New Skills for the Next Generation of Journalists

2017-1-HU01-KA203-036038

Visual language of comics

Although there is no stable definition of comics, interaction between verbal and the visual components is more or less ubiquitous in the different descriptions of the medium. Thierry Groensteen claims the visual component is dominant, arguing that a sequence of images can create a coherent narrative without any verbal elements added, as the example of silent comics shows. These visual sequential narratives communicate through pictures exclusively. According to the structuralist approach of comics studies, the comics medium operates as a language, a system of several smaller signifier units, including page layouts, strips, margins, speech bubbles and panels.
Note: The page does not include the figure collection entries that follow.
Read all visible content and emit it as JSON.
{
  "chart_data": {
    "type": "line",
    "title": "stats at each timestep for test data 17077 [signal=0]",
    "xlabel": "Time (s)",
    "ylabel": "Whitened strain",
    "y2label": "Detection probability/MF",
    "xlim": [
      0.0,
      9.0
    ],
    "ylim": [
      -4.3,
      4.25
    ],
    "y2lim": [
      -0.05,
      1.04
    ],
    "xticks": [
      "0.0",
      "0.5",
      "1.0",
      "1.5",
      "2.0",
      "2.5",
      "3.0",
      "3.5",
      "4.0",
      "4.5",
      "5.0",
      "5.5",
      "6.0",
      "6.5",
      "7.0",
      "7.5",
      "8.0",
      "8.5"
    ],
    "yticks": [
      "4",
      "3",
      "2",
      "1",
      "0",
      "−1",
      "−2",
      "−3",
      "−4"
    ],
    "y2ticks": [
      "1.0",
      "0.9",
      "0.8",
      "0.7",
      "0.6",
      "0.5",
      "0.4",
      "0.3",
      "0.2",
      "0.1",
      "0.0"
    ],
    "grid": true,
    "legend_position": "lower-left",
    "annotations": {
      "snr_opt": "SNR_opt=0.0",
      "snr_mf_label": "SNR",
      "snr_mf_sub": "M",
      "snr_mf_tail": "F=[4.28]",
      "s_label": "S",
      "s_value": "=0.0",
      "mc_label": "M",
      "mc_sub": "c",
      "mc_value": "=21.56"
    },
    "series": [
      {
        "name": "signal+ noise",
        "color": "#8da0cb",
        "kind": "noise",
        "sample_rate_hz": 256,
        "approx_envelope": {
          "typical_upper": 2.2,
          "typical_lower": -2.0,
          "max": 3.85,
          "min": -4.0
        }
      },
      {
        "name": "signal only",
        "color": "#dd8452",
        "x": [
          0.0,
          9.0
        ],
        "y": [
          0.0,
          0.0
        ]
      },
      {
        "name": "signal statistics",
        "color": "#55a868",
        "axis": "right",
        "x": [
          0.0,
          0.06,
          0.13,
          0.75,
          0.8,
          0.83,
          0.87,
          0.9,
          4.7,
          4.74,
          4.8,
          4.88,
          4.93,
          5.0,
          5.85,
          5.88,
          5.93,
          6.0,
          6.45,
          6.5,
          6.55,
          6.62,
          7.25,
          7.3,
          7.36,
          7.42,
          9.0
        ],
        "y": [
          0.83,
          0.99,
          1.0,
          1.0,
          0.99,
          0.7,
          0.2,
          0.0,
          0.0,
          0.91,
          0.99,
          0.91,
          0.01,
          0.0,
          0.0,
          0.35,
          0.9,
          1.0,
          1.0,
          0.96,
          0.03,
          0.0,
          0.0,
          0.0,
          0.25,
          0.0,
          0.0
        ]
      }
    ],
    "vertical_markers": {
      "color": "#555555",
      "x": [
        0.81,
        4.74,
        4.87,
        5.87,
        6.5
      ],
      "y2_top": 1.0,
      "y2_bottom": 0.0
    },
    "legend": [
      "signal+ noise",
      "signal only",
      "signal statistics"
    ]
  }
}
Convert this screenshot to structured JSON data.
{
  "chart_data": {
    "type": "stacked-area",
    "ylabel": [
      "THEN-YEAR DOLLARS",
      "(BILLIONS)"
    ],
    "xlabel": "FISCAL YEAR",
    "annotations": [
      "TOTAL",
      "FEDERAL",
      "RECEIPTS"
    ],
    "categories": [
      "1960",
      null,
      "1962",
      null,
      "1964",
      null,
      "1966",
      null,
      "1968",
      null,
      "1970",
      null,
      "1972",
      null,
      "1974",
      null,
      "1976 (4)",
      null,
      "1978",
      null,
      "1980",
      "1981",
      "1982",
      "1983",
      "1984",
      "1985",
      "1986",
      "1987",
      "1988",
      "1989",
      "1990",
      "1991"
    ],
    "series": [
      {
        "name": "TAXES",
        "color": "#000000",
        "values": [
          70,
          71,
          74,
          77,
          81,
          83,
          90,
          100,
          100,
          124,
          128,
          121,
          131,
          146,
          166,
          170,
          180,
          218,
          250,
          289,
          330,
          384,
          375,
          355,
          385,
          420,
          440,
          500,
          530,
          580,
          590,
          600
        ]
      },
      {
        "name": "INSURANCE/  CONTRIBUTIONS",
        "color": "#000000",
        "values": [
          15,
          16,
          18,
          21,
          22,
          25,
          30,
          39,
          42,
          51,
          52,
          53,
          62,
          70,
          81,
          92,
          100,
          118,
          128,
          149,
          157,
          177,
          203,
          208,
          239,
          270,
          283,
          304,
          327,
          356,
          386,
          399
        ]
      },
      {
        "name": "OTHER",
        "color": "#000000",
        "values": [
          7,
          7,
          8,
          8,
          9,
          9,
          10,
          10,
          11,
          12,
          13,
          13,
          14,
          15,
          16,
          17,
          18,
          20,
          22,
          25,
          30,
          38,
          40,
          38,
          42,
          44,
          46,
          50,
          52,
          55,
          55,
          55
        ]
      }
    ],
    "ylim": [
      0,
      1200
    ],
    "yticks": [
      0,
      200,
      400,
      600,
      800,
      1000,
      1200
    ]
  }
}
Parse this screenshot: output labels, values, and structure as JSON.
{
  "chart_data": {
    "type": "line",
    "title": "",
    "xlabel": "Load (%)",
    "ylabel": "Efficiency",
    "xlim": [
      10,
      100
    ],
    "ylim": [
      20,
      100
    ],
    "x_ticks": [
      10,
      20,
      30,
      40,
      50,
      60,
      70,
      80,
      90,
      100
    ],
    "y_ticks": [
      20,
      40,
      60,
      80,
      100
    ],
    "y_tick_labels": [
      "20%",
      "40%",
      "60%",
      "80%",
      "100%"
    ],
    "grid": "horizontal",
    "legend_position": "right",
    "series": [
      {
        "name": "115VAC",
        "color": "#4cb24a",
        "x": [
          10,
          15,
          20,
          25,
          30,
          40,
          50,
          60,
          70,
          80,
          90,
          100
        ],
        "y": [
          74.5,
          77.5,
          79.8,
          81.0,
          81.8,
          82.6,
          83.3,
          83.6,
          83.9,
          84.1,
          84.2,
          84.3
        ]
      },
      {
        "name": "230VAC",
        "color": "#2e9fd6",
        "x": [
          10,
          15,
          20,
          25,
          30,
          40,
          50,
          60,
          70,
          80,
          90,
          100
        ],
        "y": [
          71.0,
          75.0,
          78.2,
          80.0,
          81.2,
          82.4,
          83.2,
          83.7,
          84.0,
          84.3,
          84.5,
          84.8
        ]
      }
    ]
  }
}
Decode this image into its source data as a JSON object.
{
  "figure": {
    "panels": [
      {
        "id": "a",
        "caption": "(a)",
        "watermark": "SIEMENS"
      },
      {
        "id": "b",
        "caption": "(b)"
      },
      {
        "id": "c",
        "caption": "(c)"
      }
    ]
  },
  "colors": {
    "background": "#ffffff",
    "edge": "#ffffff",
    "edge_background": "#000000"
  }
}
These are used to convey a narrative following the rules of the “grammar” of comics: cartoonists break the narrative down by framing, sequencing and organizing the images in the space of the page so that the reader can decode them in the right order. How the cartoonist constructs the page layout determines the order and the mode in which the panels are read. If we scramble the order of the panels, or if we remove some, we either lose the meaning or we generate a new one. In this  manner, we destroy (and reconstruct) the braiding, which is how the visual elements of the page layout are linked together, how their division is bridged, creating a network of visual motifs across the graphic narrative. Whenever we look at the page layout, we see a multiframe: the panels that we are actually reading share the same space with panels about the past and the future of the story-time. Some cross-cultural differences exist, however, between the visual languages of the various comics cultures of the world (e.g., manga is read from right to left).